ArlingtonValidator::validateReportOnly()never throws and never gates. In grammar-only mode, it emits oneinfofinding proving the pinned grammar SHA loaded; it returns an empty list when the grammar is not materialized. Do not build a pass/fail gate on it — it is a cross-check artifact. - Bytes vs. file.
PdfRValidator::validate()takes the raw byte string (OutputDestination::String); the external oracle needs a file path. Save the file withsave()for the oracle step. - Empty input. Passing an empty or header-less string to
PdfRValidator::validate()returns a§6.2.2error finding rather than throwing. Check the finding list; do not assume an exception.
Performance
Section titled “Performance”The in-process validators use single-pass regular-expression and byte scans over the PDF. They are fast with low allocation use for typical documents, and they stay inside the 2000 ms / 128 MB budget. When present, the external oracle dominates wall time, but it runs out of process. The semantic reproducibility profile applies. The example’s value is its observable validation behavior, and the harness checks that behavior through a structural abstract syntax tree (AST) plus metadata comparison.
Security notes
Section titled “Security notes”Data Residency & PII Mitigations
Section titled “Data Residency & PII Mitigations”The validators read the document bytes in process, and nothing leaves the process. The external oracle, however, receives the file. If you run a hosted validator, document content leaves your boundary. For sensitive content, prefer a local validator binary, or redact before validating.
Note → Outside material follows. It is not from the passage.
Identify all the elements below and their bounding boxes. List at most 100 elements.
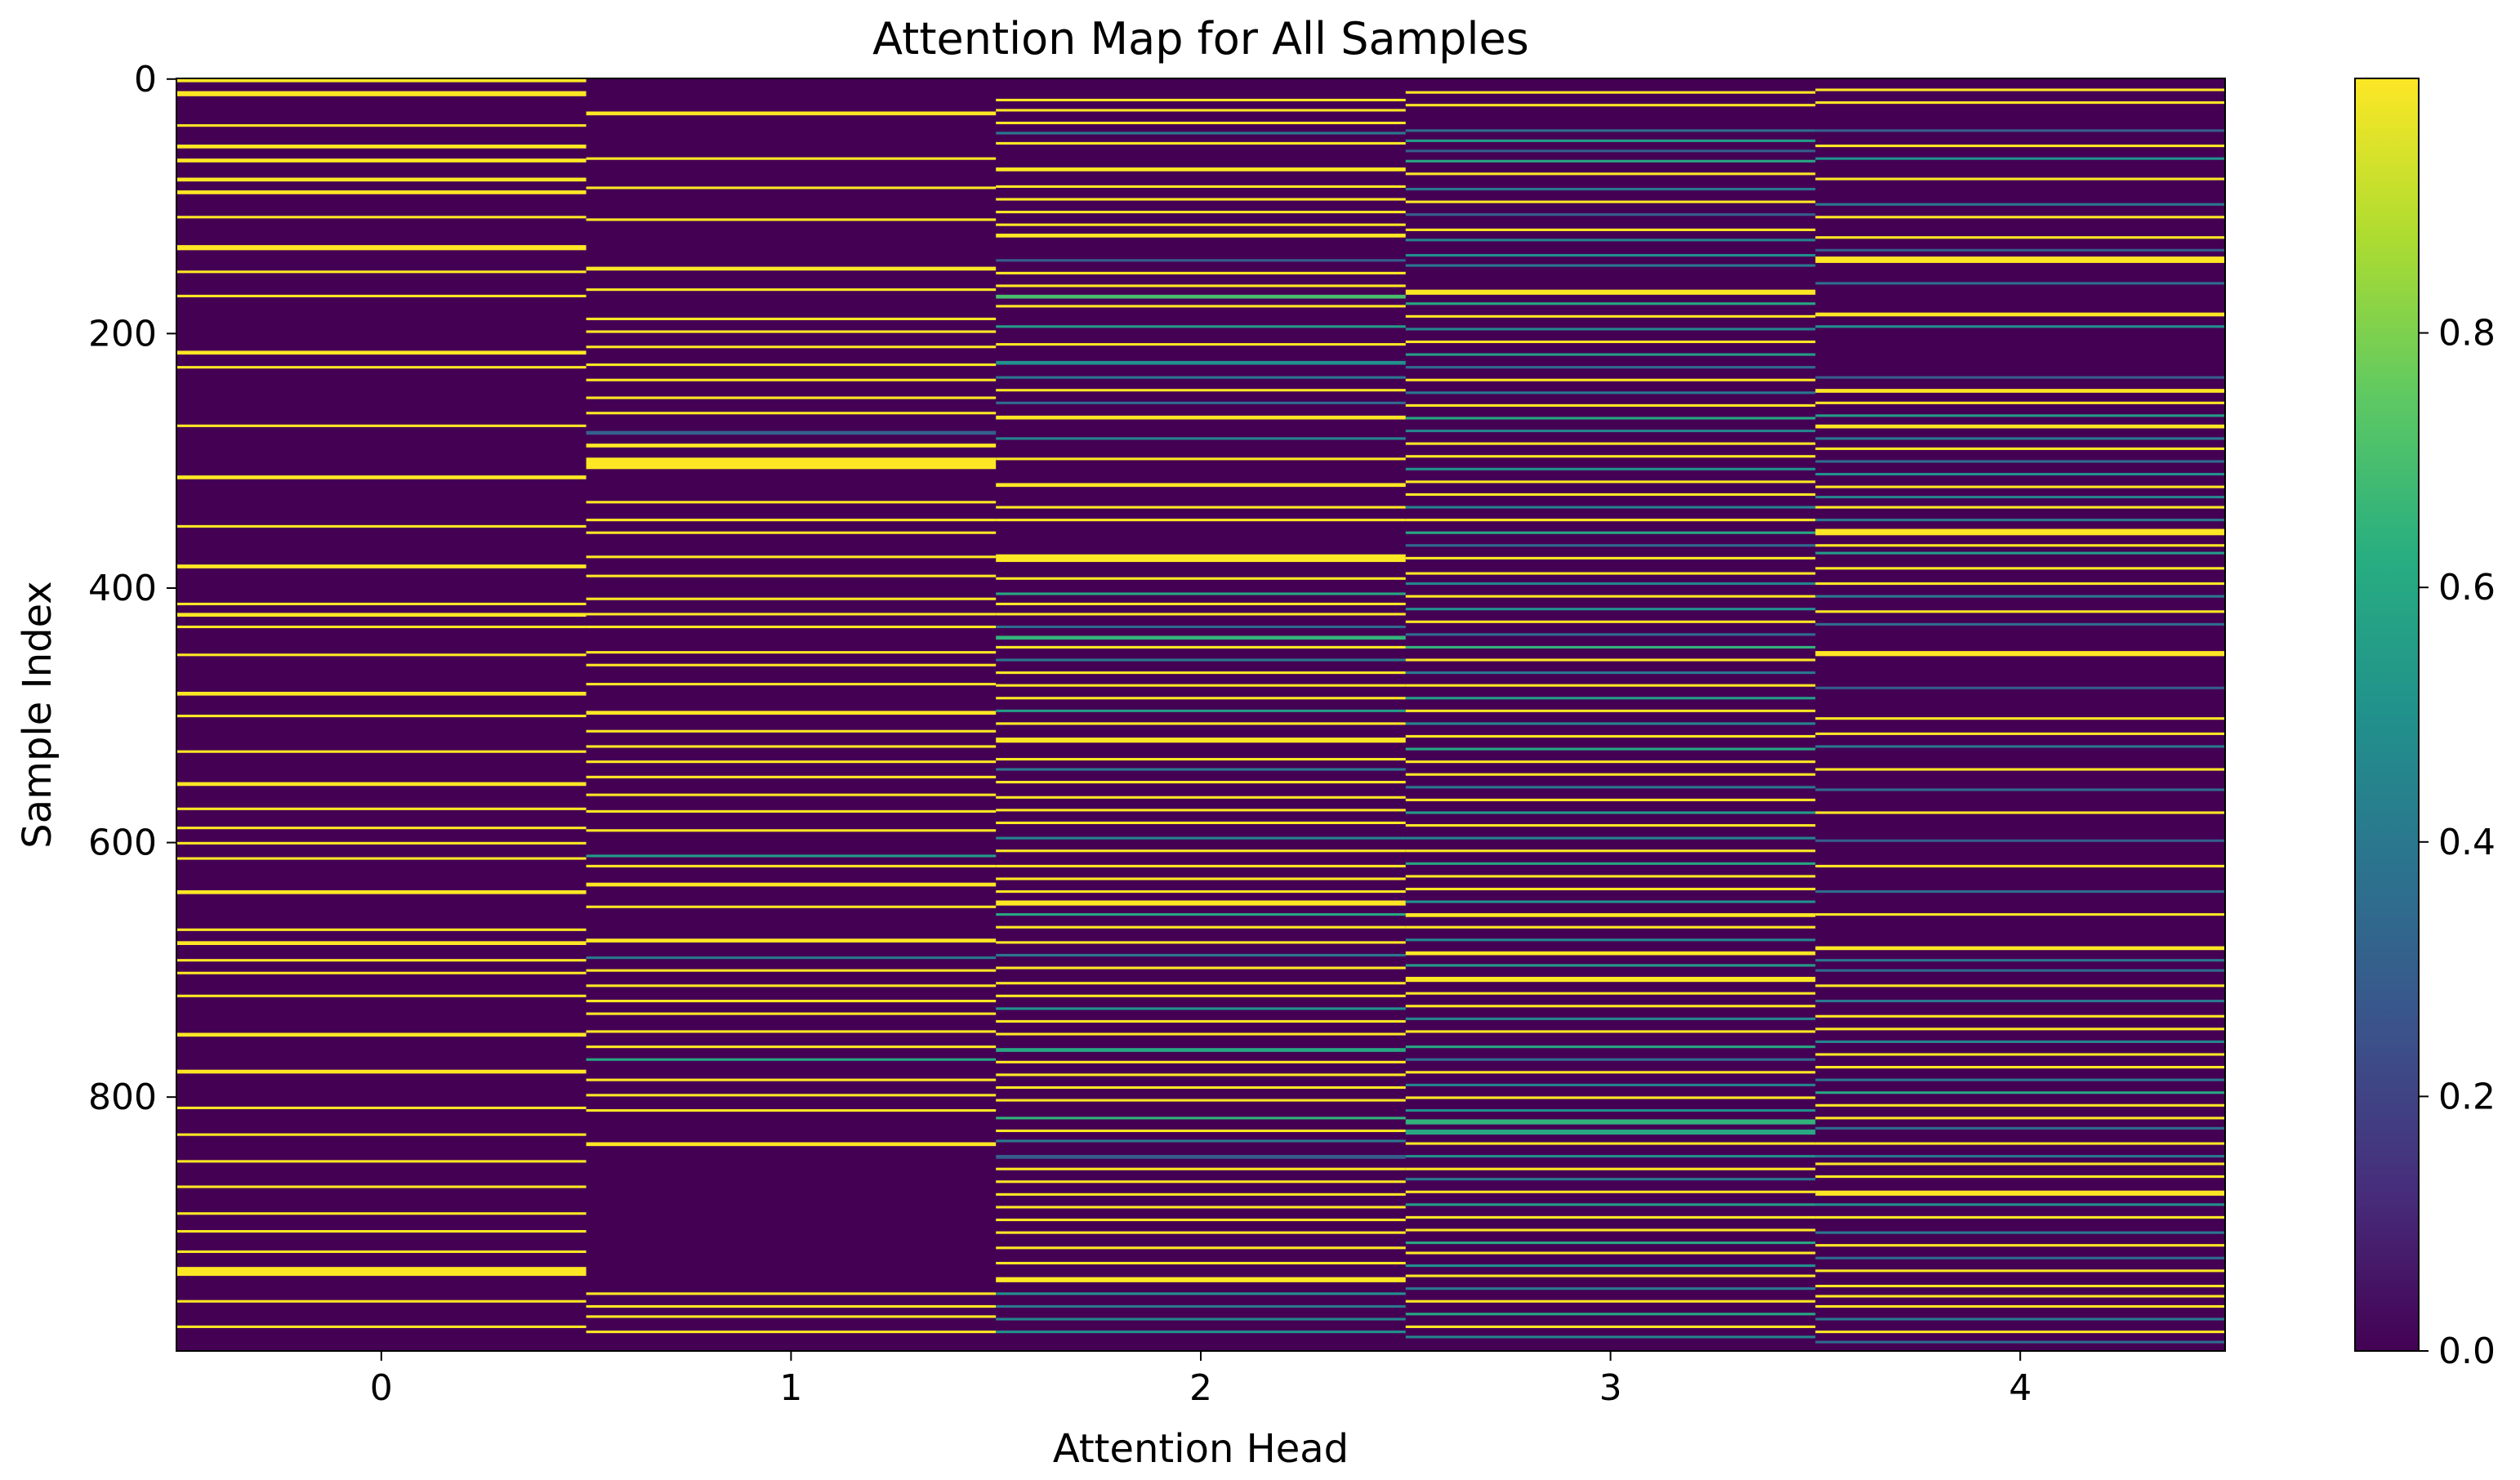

Safe Telemetry & Log Scrubbing
Section titled “Safe Telemetry & Log Scrubbing”Findings can quote object paths and operator fragments. The example writes findings to STDERR and a fixed progress line to STDOUT. For sensitive documents, keep finding logs out of shared sinks. Never log the raw PDF bytes.
Threat model
Section titled “Threat model”A clean in-process result is not an integrity or authenticity signal. A hostile producer can craft a file that passes the scoped in-process checks yet fails the full validator, or that is well-formed but misleading. Treat the in-process pass as a fast filter, never as trust.
FIPS-mode behavior
Section titled “FIPS-mode behavior”This recipe performs no cryptographic operation. Federal Information Processing Standards (FIPS) mode does not change its behavior. No signing, encryption, or digest of trust material occurs.
Conformance
Section titled “Conformance”| Statement | Spec | Clause | reference_id |
|---|---|---|---|
| PDF/R-1 page content uses only the q/Q/cm/Do operator allowlist. | ISO 23504-1 | §6.5.7 | |
| PDF/R-1 pages are image-only raster content. | ISO 23504-1 | §6.5.5 | |
| PDF/R-1 constrains the document information dictionary keys. | ISO 23504-1 | §6.4.4 | |
| The Arlington grammar is a machine-readable object-model cross-check. | Arlington PDF Model | grammar | |
| A validator, not the producer, decides conformance. | ISO 19005-4 | §6.7.3 |
NextPDF’s in-process validators verify specific normative invariants. Support is not conformance; validation is not certification. A clean in-process result does not establish ISO conformance; an independent validator (for example veraPDF) makes that determination. Use its verdict as the build gate.